The Kafka publisher ships without a default template, since it targets Protobuf. If you prefer a different payload format, configure a custom template first.

Record Keys

If a notification's subject is a project (as for groups like BOM_CONSUMED, NEW_VULNERABILITY etc.), the Kafka record key holds the project's UUID. If the notification's subject is not a project, the key is null.

Mattermost

Publishes notifications as Mattermost messages.

Alert Config

The alert config defines the destination of Mattermost messages.
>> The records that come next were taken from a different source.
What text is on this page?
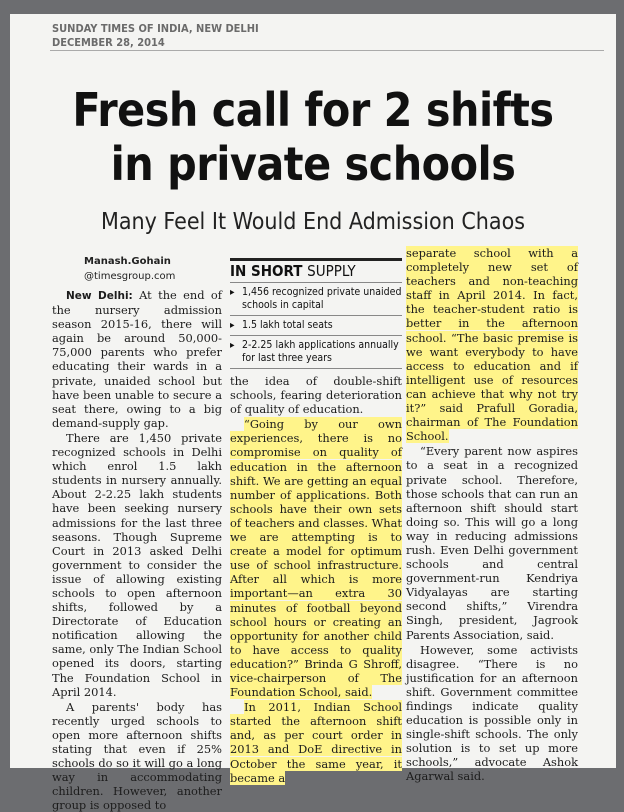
SUNDAY TIMES OF INDIA, NEW DELHI
DECEMBER 28, 2014
Fresh call for 2 shifts
in private schools
Many Feel It Would End Admission Chaos
Manash.Gohain
@timesgroup.com

New Delhi: At the end of the nursery admission season 2015-16, there will again be around 50,000-75,000 parents who prefer educating their wards in a private, unaided school but have been unable to secure a seat there, owing to a big demand-supply gap.

There are 1,450 private recognized schools in Delhi which enrol 1.5 lakh students in nursery annually. About 2-2.25 lakh students have been seeking nursery admissions for the last three seasons. Though Supreme Court in 2013 asked Delhi government to consider the issue of allowing existing schools to open afternoon shifts, followed by a Directorate of Education notification allowing the same, only The Indian School opened its doors, starting The Foundation School in April 2014.

A parents' body has recently urged schools to open more afternoon shifts stating that even if 25% schools do so it will go a long way in accommodating children. However, another group is opposed to

IN SHORT SUPPLY
▸ 1,456 recognized private unaided schools in capital
▸ 1.5 lakh total seats
▸ 2-2.25 lakh applications annually for last three years

the idea of double-shift schools, fearing deterioration of quality of education.

“Going by our own experiences, there is no compromise on quality of education in the afternoon shift. We are getting an equal number of applications. Both schools have their own sets of teachers and classes. What we are attempting is to create a model for optimum use of school infrastructure. After all which is more important—an extra 30 minutes of football beyond school hours or creating an opportunity for another child to have access to quality education?” Brinda G Shroff, vice-chairperson of The Foundation School, said.

In 2011, Indian School started the afternoon shift and, as per court order in 2013 and DoE directive in October the same year, it became a

separate school with a completely new set of teachers and non-teaching staff in April 2014. In fact, the teacher-student ratio is better in the afternoon school. “The basic premise is we want everybody to have access to education and if intelligent use of resources can achieve that why not try it?” said Prafull Goradia, chairman of The Foundation School.

“Every parent now aspires to a seat in a recognized private school. Therefore, those schools that can run an afternoon shift should start doing so. This will go a long way in reducing admissions rush. Even Delhi government schools and central government-run Kendriya Vidyalayas are starting second shifts,” Virendra Singh, president, Jagrook Parents Association, said.

However, some activists disagree. “There is no justification for an afternoon shift. Government committee findings indicate quality education is possible only in single-shift schools. The only solution is to set up more schools,” advocate Ashok Agarwal said.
This should be the URL of an incoming Webhook.

Note

Selecting teams as recipients has no effect for this publisher.

Microsoft Teams

Publishes notifications as Microsoft Teams messages.

Alert Config

The alert config defines the destination of Microsoft Teams messages.

This should be the URL of an incoming Webhook.

Note

Selecting teams as recipients has no effect for this publisher.

Slack

Publishes notifications as Slack messages.

Alert Config

The alert config defines the destination of Microsoft Teams messages.

This should be the URL of an incoming Webhook.

Note

Selecting teams as recipients has no effect for this publisher.

Webex

Publishes notifications as Cisco Webex messages.

Alert Config

The alert config defines the destination of Microsoft Teams messages.

This should be the URL of an incoming Webhook.

Note

Selecting teams as recipients has no effect for this publisher.

Webhook

Publishes notifications as Webhooks.

Alert Config

Note

Selecting teams as recipients has no effect for this publisher.